DAS ist jetzt aber mal wirklich chara charmant, vielen Dank. Einer meiner Lieblingsfilme zudem, könnte ich immer wieder sehen.
besten aller möglichen Welten (um mal meinen Freund Voltaire anzuführen) genießt man die besondere Ehre und Freyheit, mit Krawatte (staatstragend selbstredend) und Ehering (in Ermangelung eines Siegelringes) bloggen zu dürfen. Ein Privileg, das hier deutlich herausgestellt zu haben, Ihr besonderes Verdienst heute ist, hochwerter Herr kid, wofür ich Ihnen zutiefsten Dank auszusprechen gewillt bin. Sei's drum.
Ehering! Ich wußte doch, daß ich was vergessen habe. Die letzten 20 Jahre oder so.
ganz wunderbar, ich stimme herzhaft und schon seit frühester jugend zu! und bin sehr froh, mir ausgerechnet gestern eine schwarze krawatte erstanden zu haben...

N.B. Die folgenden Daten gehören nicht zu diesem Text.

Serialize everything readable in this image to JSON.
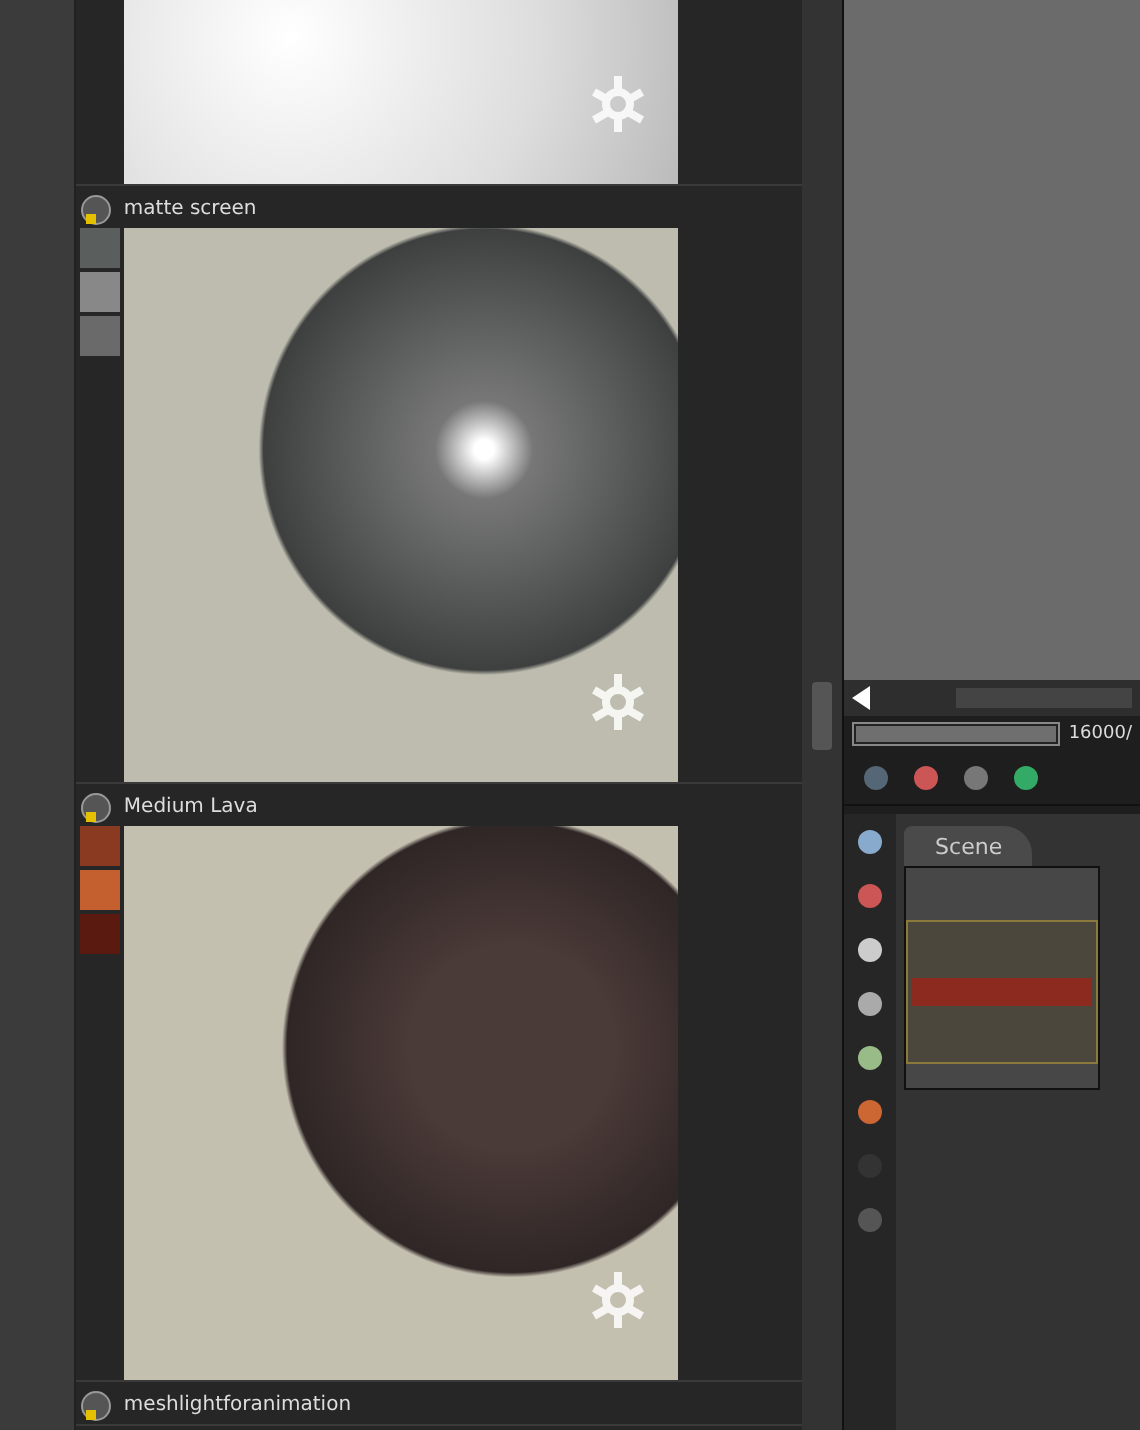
{
  "materials": [
    {
      "kind": "white"
    },
    {
      "name": "matte screen",
      "kind": "grey"
    },
    {
      "name": "Medium Lava",
      "kind": "lava"
    },
    {
      "name": "meshlightforanimation",
      "kind": "collapsed"
    }
  ],
  "render_progress": {
    "level": 1,
    "reading": "16000/"
  },
  "scene_tabs": [
    {
      "label": "Scene",
      "selected": true
    }
  ]
}
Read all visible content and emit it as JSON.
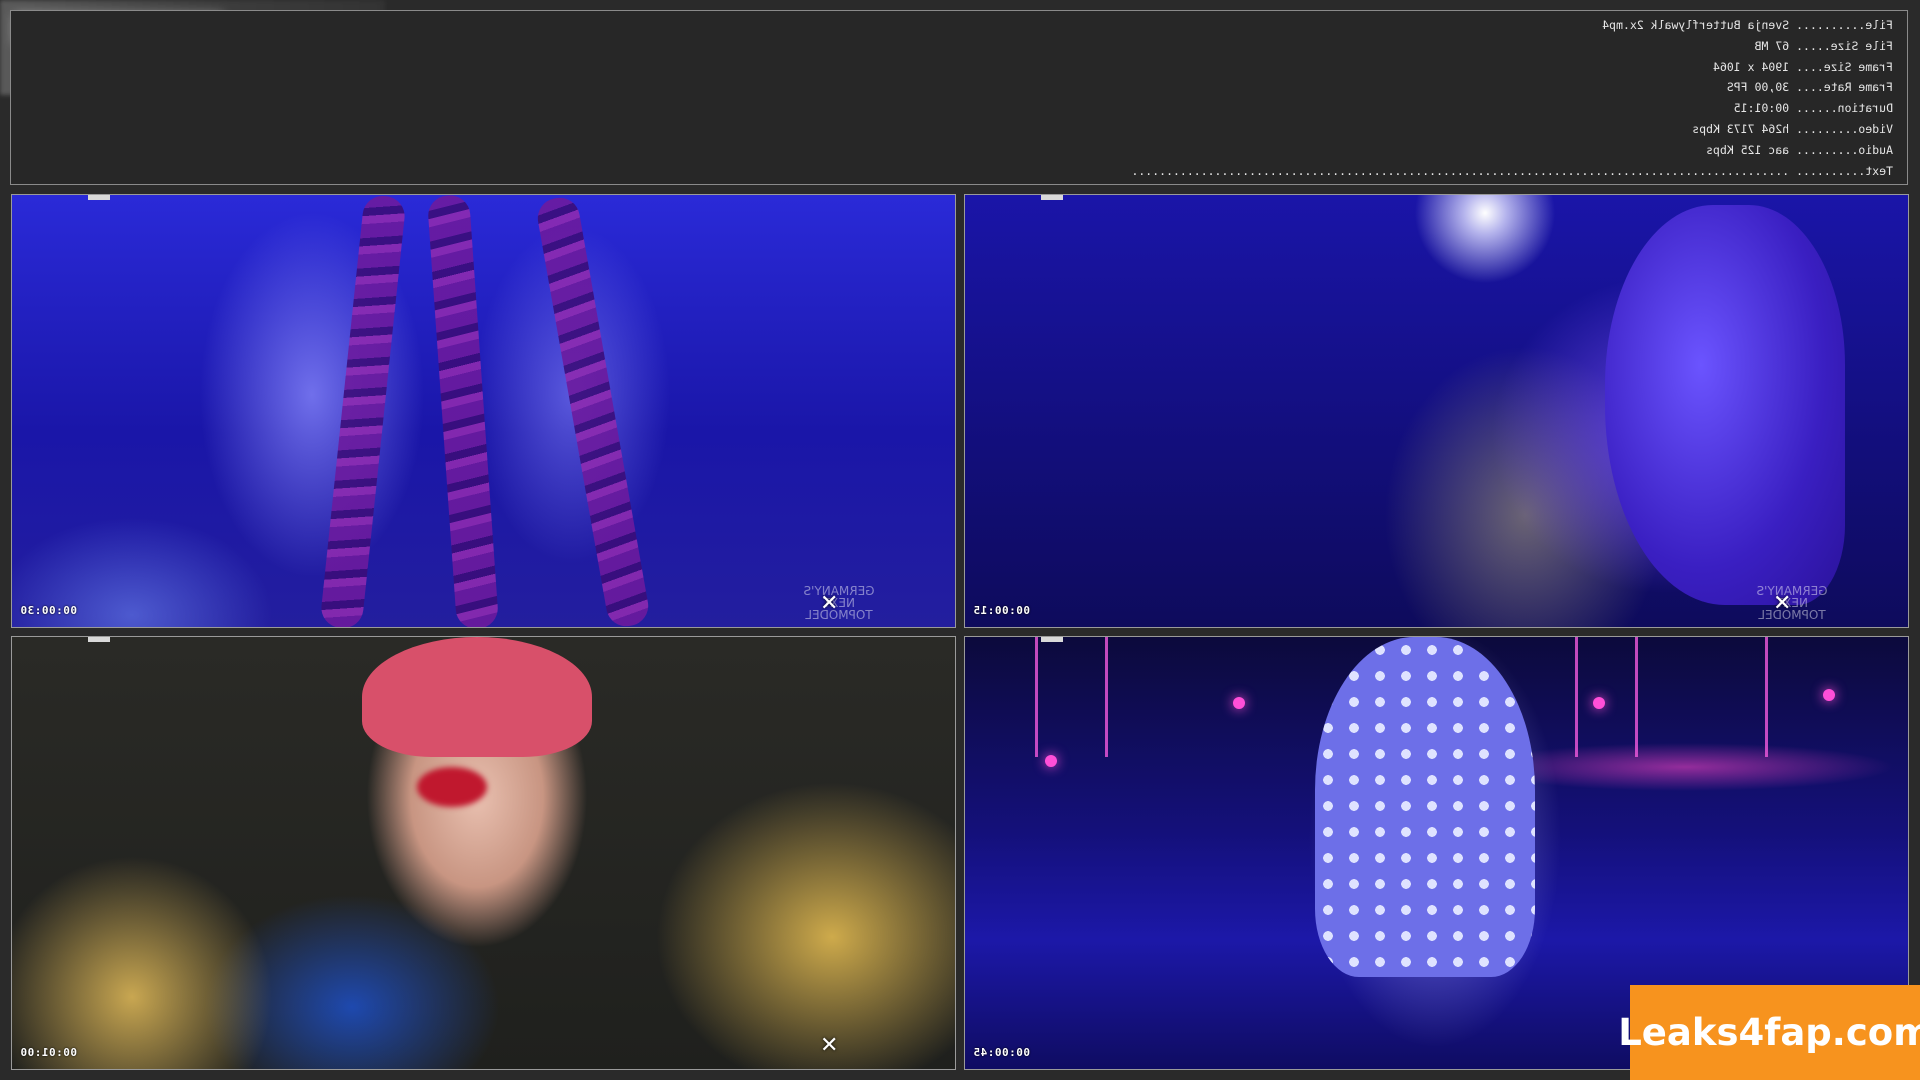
{
  "info": {
    "file": "File.......... Svenja Butterflywalk 2x.mp4",
    "file_size": "File Size..... 67 MB",
    "frame_size": "Frame Size.... 1904 x 1064",
    "frame_rate": "Frame Rate.... 30,00 FPS",
    "duration": "Duration...... 00:01:15",
    "video": "Video......... h264 7173 Kbps",
    "audio": "Audio......... aac 125 Kbps",
    "text": "Text.......... ..............................................................................................."
  },
  "thumbnails": [
    {
      "timestamp": "00:00:30",
      "close": "✕",
      "overlay": "GERMANY'S NEXT TOPMODEL"
    },
    {
      "timestamp": "00:00:15",
      "close": "✕",
      "overlay": "GERMANY'S NEXT TOPMODEL"
    },
    {
      "timestamp": "00:01:00",
      "close": "✕"
    },
    {
      "timestamp": "00:00:45"
    }
  ],
  "watermark": "Leaks4fap.com",
  "colors": {
    "watermark_bg": "#f7931e",
    "panel_bg": "#272727",
    "border": "#8a8a8a"
  }
}
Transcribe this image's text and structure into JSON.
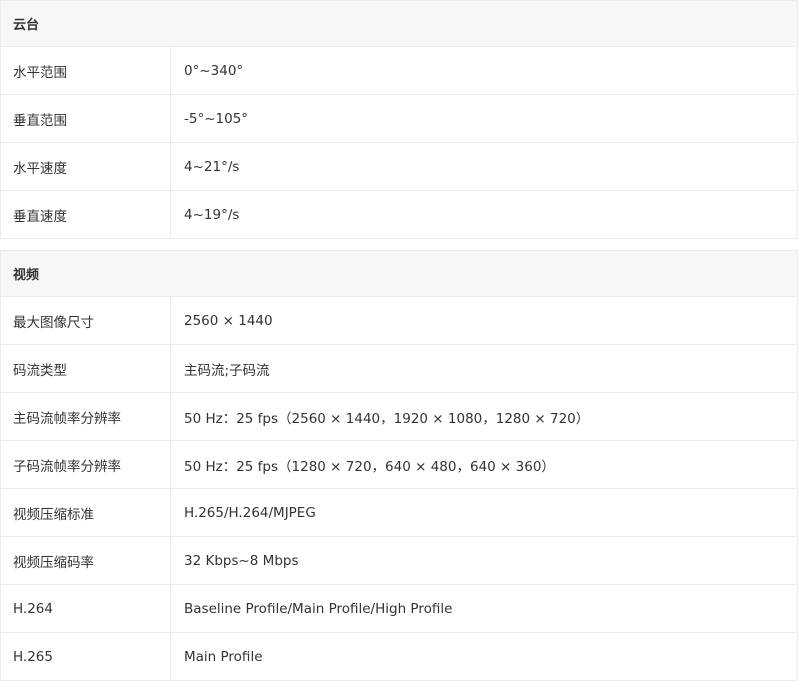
{
  "sections": [
    {
      "title": "云台",
      "rows": [
        {
          "label": "水平范围",
          "value": "0°~340°"
        },
        {
          "label": "垂直范围",
          "value": "-5°~105°"
        },
        {
          "label": "水平速度",
          "value": "4~21°/s"
        },
        {
          "label": "垂直速度",
          "value": "4~19°/s"
        }
      ]
    },
    {
      "title": "视频",
      "rows": [
        {
          "label": "最大图像尺寸",
          "value": "2560 × 1440"
        },
        {
          "label": "码流类型",
          "value": "主码流;子码流"
        },
        {
          "label": "主码流帧率分辨率",
          "value": "50 Hz：25 fps（2560 × 1440，1920 × 1080，1280 × 720）"
        },
        {
          "label": "子码流帧率分辨率",
          "value": "50 Hz：25 fps（1280 × 720，640 × 480，640 × 360）"
        },
        {
          "label": "视频压缩标准",
          "value": "H.265/H.264/MJPEG"
        },
        {
          "label": "视频压缩码率",
          "value": "32 Kbps~8 Mbps"
        },
        {
          "label": "H.264",
          "value": "Baseline Profile/Main Profile/High Profile"
        },
        {
          "label": "H.265",
          "value": "Main Profile"
        }
      ]
    }
  ]
}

... es ist lediglich Zufall, dass Sie das derzeit sehr angesagte Quergestreifte tragen (Sailor-Look).
Jedenfalls finde ich das zeitlich Chicste ist Ihr silbern' Haupthaar.
Das ist selbstredend kein Zufall. Wenn wir mal zehn Jahre zurückdrehen, stellen Sie fest, ich sehe
immer so aus. (An den
Füßen natürlich nicht, da ging es nur um ein Experiment.)
Auch ich sträube mich entgegen so viel Lässifähr. Trage seit geraumer Zeit Halstücher aller Farben und Formen. Der Dandy will gelernt sein.